Journal of Fluid Mechanics, 354, 301-343.
This paper contains the main theoretical results from my PhD thesis, which I defended in 1996. In those days it was possible to publish your thesis work more slowly than today, perhaps! In hindsight, this very long paper should have been split into two papers dealing with the 2d shallow water and the 3d Boussinesq equations separately; that would have been more readable. The main content of the paper was to show that the traditional link between wave dissipation and irreversible forcing of a mean flow was limited to simple geometries involving zonal averaging and, therefore, a zonally symmetric mean flow. In any more localized situation, e.g. one involving a compactly supported wave packet, this is no longer the case. This result was somewhat new at the time, though the amazing but under-appreciated JFM paper by Bretherton from1 969 had nearly gotten there decades before. The paper also presents some modest extensions of the formalism of generalized Lagrangian-mean theory invented by Andrew & McIntyre in the 1970s.
1. Bühler, O., 1998
A shallow-water model that prevents nonlinear steepening of gravity waves.
Journal of the Atmospheric Sciences, 55, 2884-2891.

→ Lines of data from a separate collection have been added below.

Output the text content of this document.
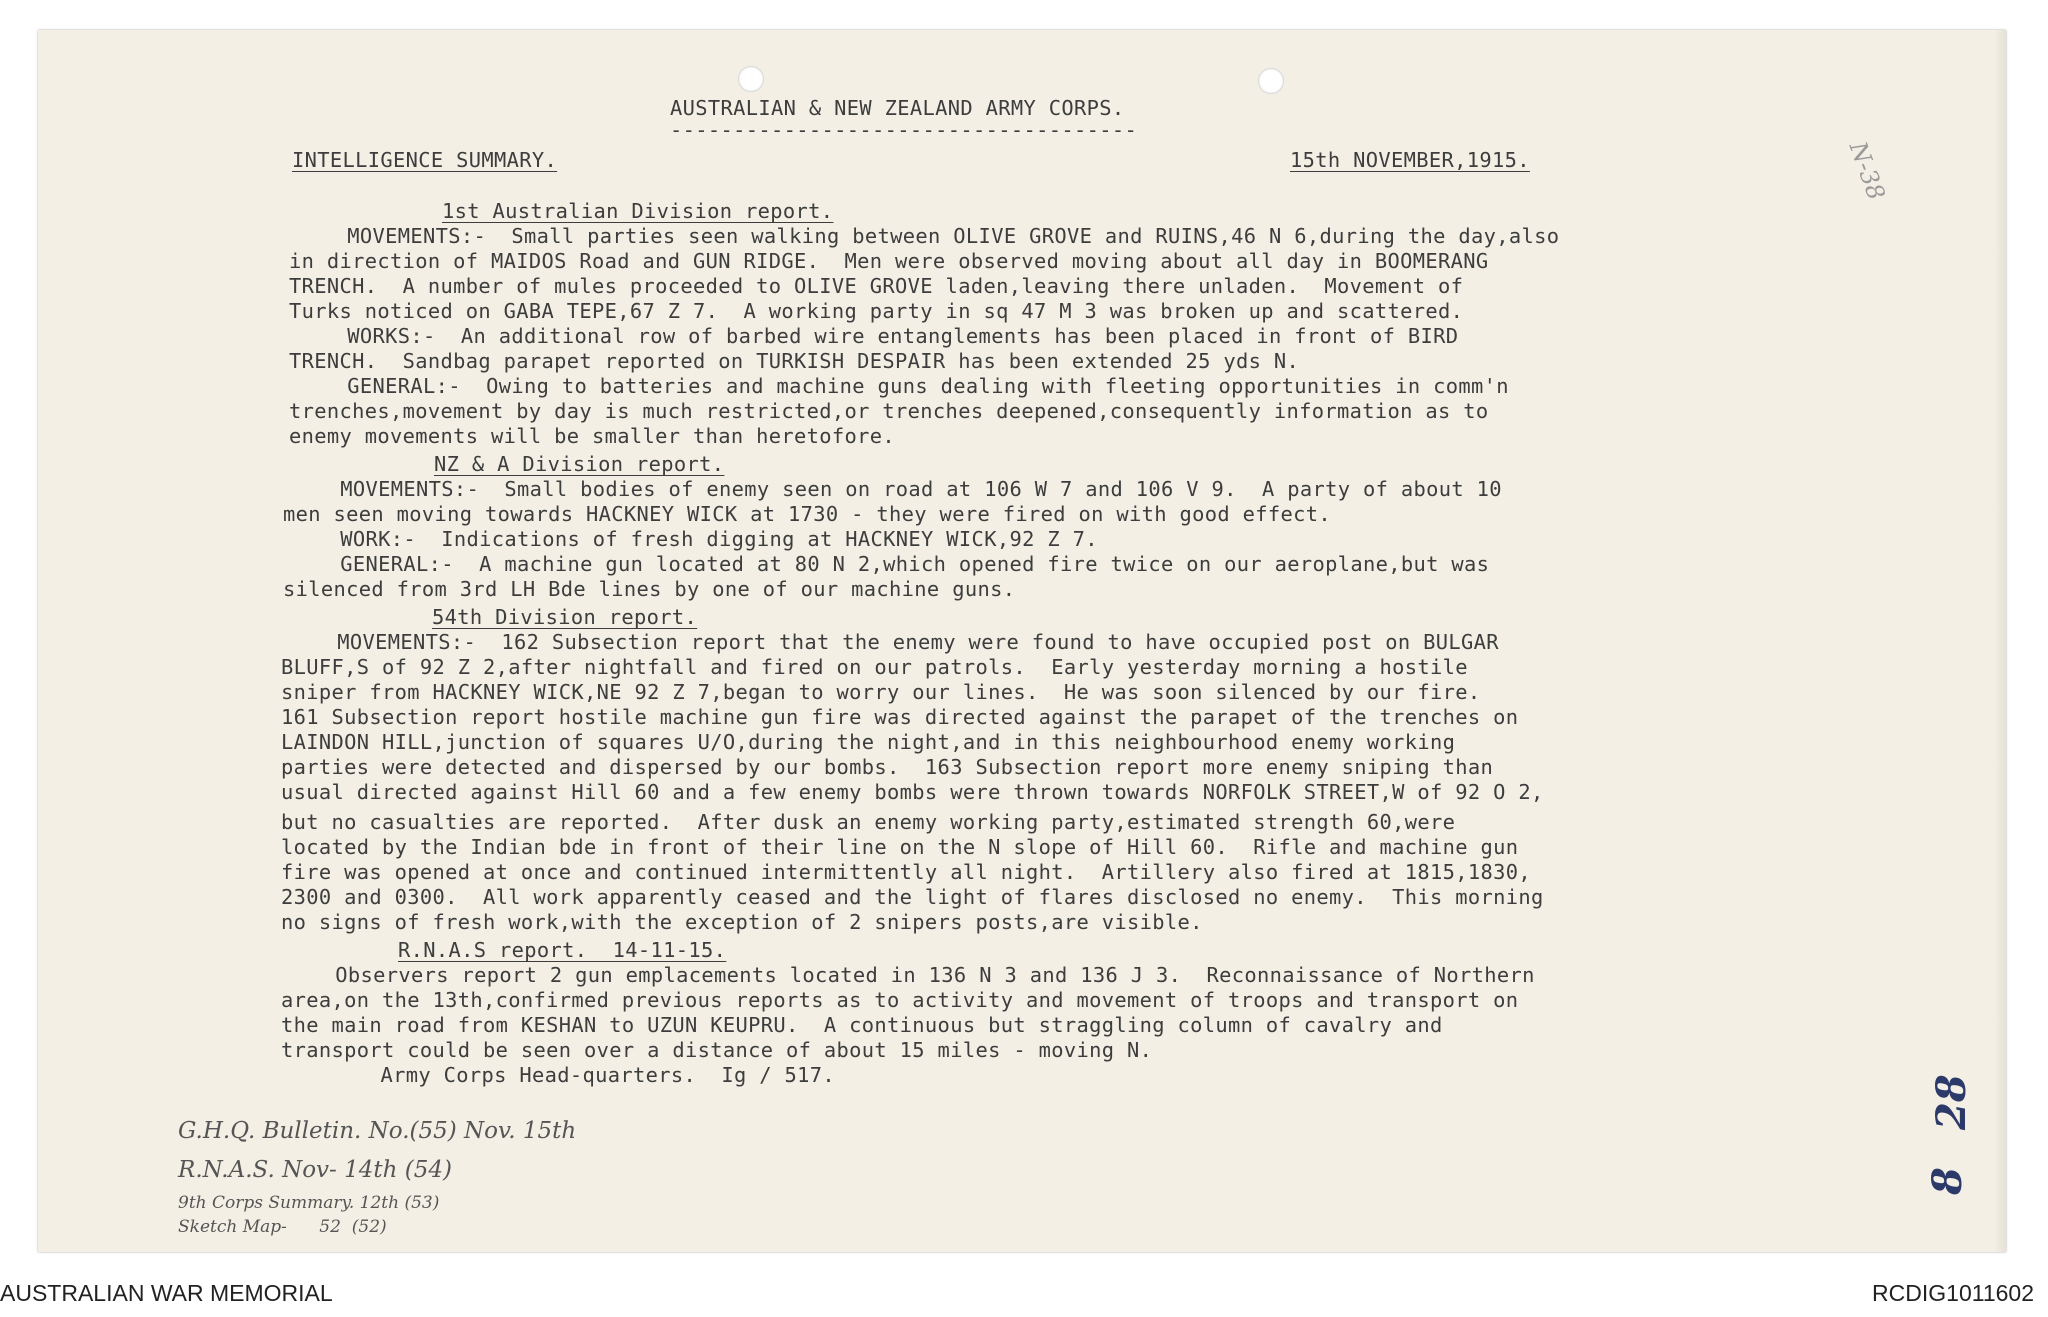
AUSTRALIAN & NEW ZEALAND ARMY CORPS.
-------------------------------------
INTELLIGENCE SUMMARY.	15th NOVEMBER,1915.
1st Australian Division report.
MOVEMENTS:-  Small parties seen walking between OLIVE GROVE and RUINS,46 N 6,during the day,also
in direction of MAIDOS Road and GUN RIDGE.  Men were observed moving about all day in BOOMERANG
TRENCH.  A number of mules proceeded to OLIVE GROVE laden,leaving there unladen.  Movement of
Turks noticed on GABA TEPE,67 Z 7.  A working party in sq 47 M 3 was broken up and scattered.
WORKS:-  An additional row of barbed wire entanglements has been placed in front of BIRD
TRENCH.  Sandbag parapet reported on TURKISH DESPAIR has been extended 25 yds N.
GENERAL:-  Owing to batteries and machine guns dealing with fleeting opportunities in comm'n
trenches,movement by day is much restricted,or trenches deepened,consequently information as to
enemy movements will be smaller than heretofore.
NZ & A Division report.
MOVEMENTS:-  Small bodies of enemy seen on road at 106 W 7 and 106 V 9.  A party of about 10
men seen moving towards HACKNEY WICK at 1730 - they were fired on with good effect.
WORK:-  Indications of fresh digging at HACKNEY WICK,92 Z 7.
GENERAL:-  A machine gun located at 80 N 2,which opened fire twice on our aeroplane,but was
silenced from 3rd LH Bde lines by one of our machine guns.
54th Division report.
MOVEMENTS:-  162 Subsection report that the enemy were found to have occupied post on BULGAR
BLUFF,S of 92 Z 2,after nightfall and fired on our patrols.  Early yesterday morning a hostile
sniper from HACKNEY WICK,NE 92 Z 7,began to worry our lines.  He was soon silenced by our fire.
161 Subsection report hostile machine gun fire was directed against the parapet of the trenches on
LAINDON HILL,junction of squares U/O,during the night,and in this neighbourhood enemy working
parties were detected and dispersed by our bombs.  163 Subsection report more enemy sniping than
usual directed against Hill 60 and a few enemy bombs were thrown towards NORFOLK STREET,W of 92 O 2,
but no casualties are reported.  After dusk an enemy working party,estimated strength 60,were
located by the Indian bde in front of their line on the N slope of Hill 60.  Rifle and machine gun
fire was opened at once and continued intermittently all night.  Artillery also fired at 1815,1830,
2300 and 0300.  All work apparently ceased and the light of flares disclosed no enemy.  This morning
no signs of fresh work,with the exception of 2 snipers posts,are visible.
R.N.A.S report.  14-11-15.
Observers report 2 gun emplacements located in 136 N 3 and 136 J 3.  Reconnaissance of Northern
area,on the 13th,confirmed previous reports as to activity and movement of troops and transport on
the main road from KESHAN to UZUN KEUPRU.  A continuous but straggling column of cavalry and
transport could be seen over a distance of about 15 miles - moving N.
Army Corps Head-quarters.  Ig / 517.
G.H.Q. Bulletin. No.(55) Nov. 15th
R.N.A.S. Nov- 14th (54)
9th Corps Summary. 12th (53)
Sketch Map-      52  (52)
28
8
N-38
AUSTRALIAN WAR MEMORIAL	RCDIG1011602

My first paper, which was rejected three times before it got accepted. That taught me a lot about the process! The paper describes a simple modification of the shallow-water equations that eliminates the shock formation of gravity waves in that system, which is really just a two-dimensional gas dynamics system whose sound waves are the gravity waves. Riemann variables are used to determine the unique equation of state that eliminates wave steepening and shock formation for simple waves. Amusingly, this corresponds to an ideal gas with uniform entropy and ratio of specific heats equal to minus one.. The modified system is easy to integrate and behaves very well. It allowed the study of weak non-dissipative wave-vortex interactions over long time scales, which was not possible with the unmodified equations.
Dissertations
2. PhD, 1996 (supervised by Prof. Michael E. McIntyre):
Waves and Balanced Mean Flows in the Atmosphere.
180pages. Cambridge University.
1. Diplom, 1992 (supervised by Prof. Ingo Müller):
Randbedingungen in verdünnten Gasen. Einfluß von Inertialkräften auf Spannung und Wärmefluß.
(Boundary Conditions in Rarefied Gases. Influence of Inertial Forces on Stress and Heat flux.)
76pages. Technische Universität Berlin.